The mining company that found the
biggest diamond in more than a century has joined the race to use blockchain technology to guarantee the quality and ethics of gem supplies.
Lucara Diamond Corp., which in 2016 discovered a 1,109-carat stone,
bought the operator of a digital platform selling rough diamonds, as well as blockchain technology that seeks to track gems through the industry’s long and often opaque supply chain.
The Vancouver-based miner joins much larger rivals
De Beers and Russia’s
Alrosa PJSC in exploring blockchain tech. De Beers
said last month it was piloting a virtual ledger to reassure buyers that stones are genuine and aren’t funding armed conflicts. Such systems may also guard banks against fraud in a secrecy-cloaked industry, where loans are often based on paper invoices.
Lucara, which currently operates one mine in Botswana famous for its big stones, agreed to pay about $29 million in stock to buy Clara Diamond Solutions Corp. As well as blockchain, Clara has a platform allowing manufacturers to buy rough diamonds tailored for a specific polished outcome.

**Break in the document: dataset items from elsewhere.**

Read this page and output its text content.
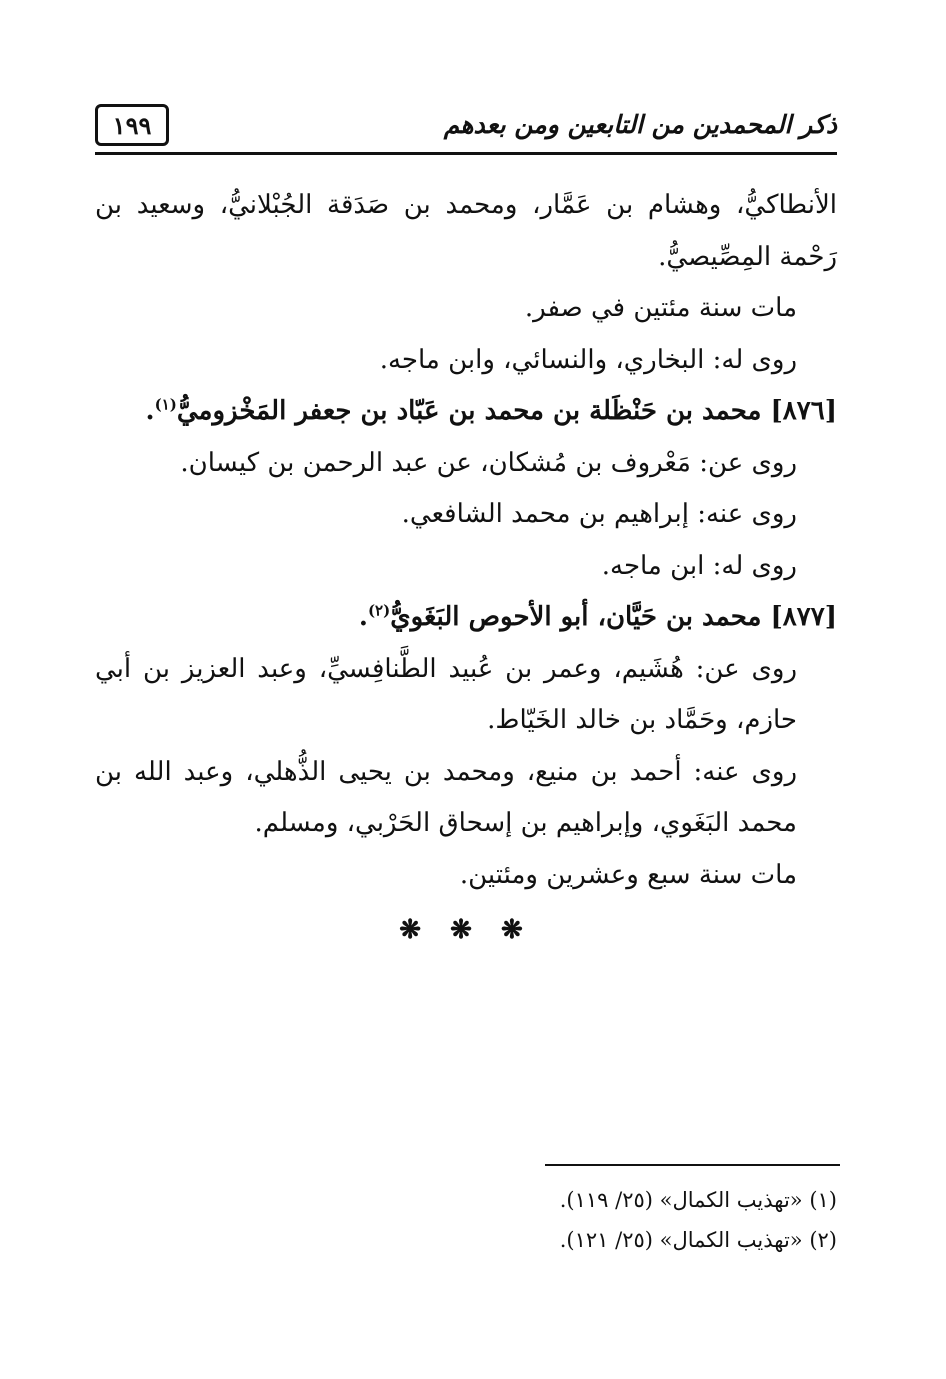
١٩٩	ذكر المحمدين من التابعين ومن بعدهم

الأنطاكيُّ، وهشام بن عَمَّار، ومحمد بن صَدَقة الجُبْلانيُّ، وسعيد بن رَحْمة المِصِّيصيُّ.

مات سنة مئتين في صفر.

روى له: البخاري، والنسائي، وابن ماجه.

[٨٧٦] محمد بن حَنْظَلة بن محمد بن عَبّاد بن جعفر المَخْزوميُّ$^{(١)}$.

روى عن: مَعْروف بن مُشكان، عن عبد الرحمن بن كيسان.

روى عنه: إبراهيم بن محمد الشافعي.

روى له: ابن ماجه.

[٨٧٧] محمد بن حَيَّان، أبو الأحوص البَغَويُّ$^{(٢)}$.

روى عن: هُشَيم، وعمر بن عُبيد الطَّنافِسيِّ، وعبد العزيز بن أبي حازم، وحَمَّاد بن خالد الخَيّاط.

روى عنه: أحمد بن منيع، ومحمد بن يحيى الذُّهلي، وعبد الله بن محمد البَغَوي، وإبراهيم بن إسحاق الحَرْبي، ومسلم.

مات سنة سبع وعشرين ومئتين.

❋ ❋ ❋

(١) «تهذيب الكمال» (٢٥/ ١١٩).

(٢) «تهذيب الكمال» (٢٥/ ١٢١).
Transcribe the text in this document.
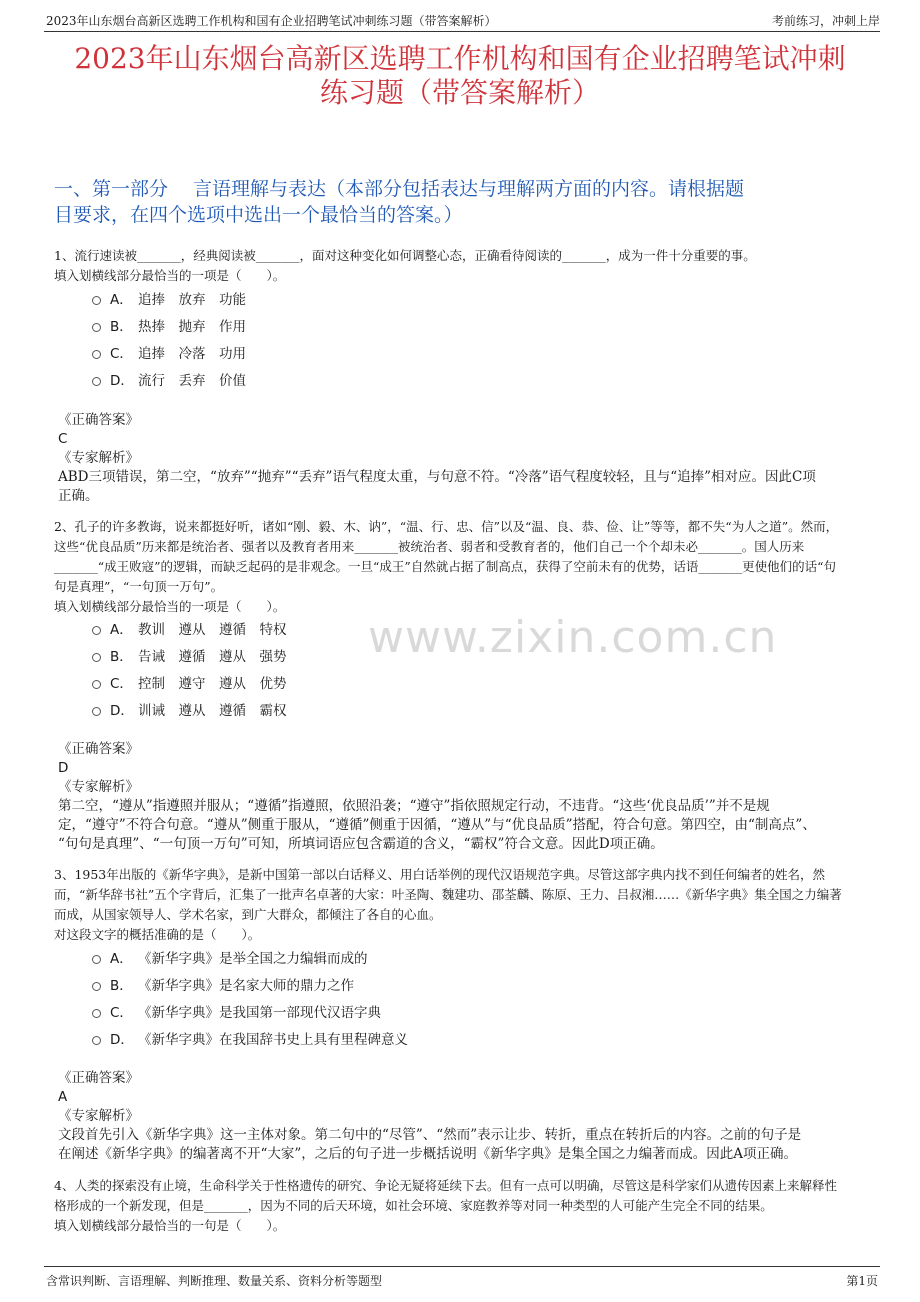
2023年山东烟台高新区选聘工作机构和国有企业招聘笔试冲刺练习题（带答案解析）	考前练习，冲刺上岸
2023年山东烟台高新区选聘工作机构和国有企业招聘笔试冲刺
练习题（带答案解析）
一、第一部分　 言语理解与表达（本部分包括表达与理解两方面的内容。请根据题
目要求，在四个选项中选出一个最恰当的答案。）
www.zixin.com.cn
1、流行速读被_______，经典阅读被_______，面对这种变化如何调整心态，正确看待阅读的_______，成为一件十分重要的事。
填入划横线部分最恰当的一项是（　　）。
A． 追捧　放弃　功能
B． 热捧　抛弃　作用
C． 追捧　冷落　功用
D． 流行　丢弃　价值
《正确答案》
C
《专家解析》
ABD三项错误，第二空，“放弃”“抛弃”“丢弃”语气程度太重，与句意不符。“冷落”语气程度较轻，且与“追捧”相对应。因此C项
正确。
2、孔子的许多教诲，说来都挺好听，诸如“刚、毅、木、讷”，“温、行、忠、信”以及“温、良、恭、俭、让”等等，都不失“为人之道”。然而，
这些“优良品质”历来都是统治者、强者以及教育者用来_______被统治者、弱者和受教育者的，他们自己一个个却未必_______。国人历来
_______“成王败寇”的逻辑，而缺乏起码的是非观念。一旦“成王”自然就占据了制高点，获得了空前未有的优势，话语_______更使他们的话“句
句是真理”，“一句顶一万句”。
填入划横线部分最恰当的一项是（　　）。
A． 教训　遵从　遵循　特权
B． 告诫　遵循　遵从　强势
C． 控制　遵守　遵从　优势
D． 训诫　遵从　遵循　霸权
《正确答案》
D
《专家解析》
第二空，“遵从”指遵照并服从；“遵循”指遵照，依照沿袭；“遵守”指依照规定行动，不违背。“这些‘优良品质’”并不是规
定，“遵守”不符合句意。“遵从”侧重于服从，“遵循”侧重于因循，“遵从”与“优良品质”搭配，符合句意。第四空，由“制高点”、
“句句是真理”、“一句顶一万句”可知，所填词语应包含霸道的含义，“霸权”符合文意。因此D项正确。
3、1953年出版的《新华字典》，是新中国第一部以白话释义、用白话举例的现代汉语规范字典。尽管这部字典内找不到任何编者的姓名，然
而，“新华辞书社”五个字背后，汇集了一批声名卓著的大家：叶圣陶、魏建功、邵荃麟、陈原、王力、吕叔湘……《新华字典》集全国之力编著
而成，从国家领导人、学术名家，到广大群众，都倾注了各自的心血。
对这段文字的概括准确的是（　　）。
A． 《新华字典》是举全国之力编辑而成的
B． 《新华字典》是名家大师的鼎力之作
C． 《新华字典》是我国第一部现代汉语字典
D． 《新华字典》在我国辞书史上具有里程碑意义
《正确答案》
A
《专家解析》
文段首先引入《新华字典》这一主体对象。第二句中的“尽管”、“然而”表示让步、转折，重点在转折后的内容。之前的句子是
在阐述《新华字典》的编著离不开“大家”，之后的句子进一步概括说明《新华字典》是集全国之力编著而成。因此A项正确。
4、人类的探索没有止境，生命科学关于性格遗传的研究、争论无疑将延续下去。但有一点可以明确，尽管这是科学家们从遗传因素上来解释性
格形成的一个新发现，但是_______，因为不同的后天环境，如社会环境、家庭教养等对同一种类型的人可能产生完全不同的结果。
填入划横线部分最恰当的一句是（　　）。
含常识判断、言语理解、判断推理、数量关系、资料分析等题型	第1页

The miner, which also announced the retirement of Chief Executive Officer William Lamb, says it will use the platform to sell some of its own output in coming months before expanding to third-party production. De Beers also plans to open its blockchain platform to others.
Lamb steps down after 10 years and will be replaced by Eira Thomas, well known in the Canadian industry, and one of Lucara’s co-founders.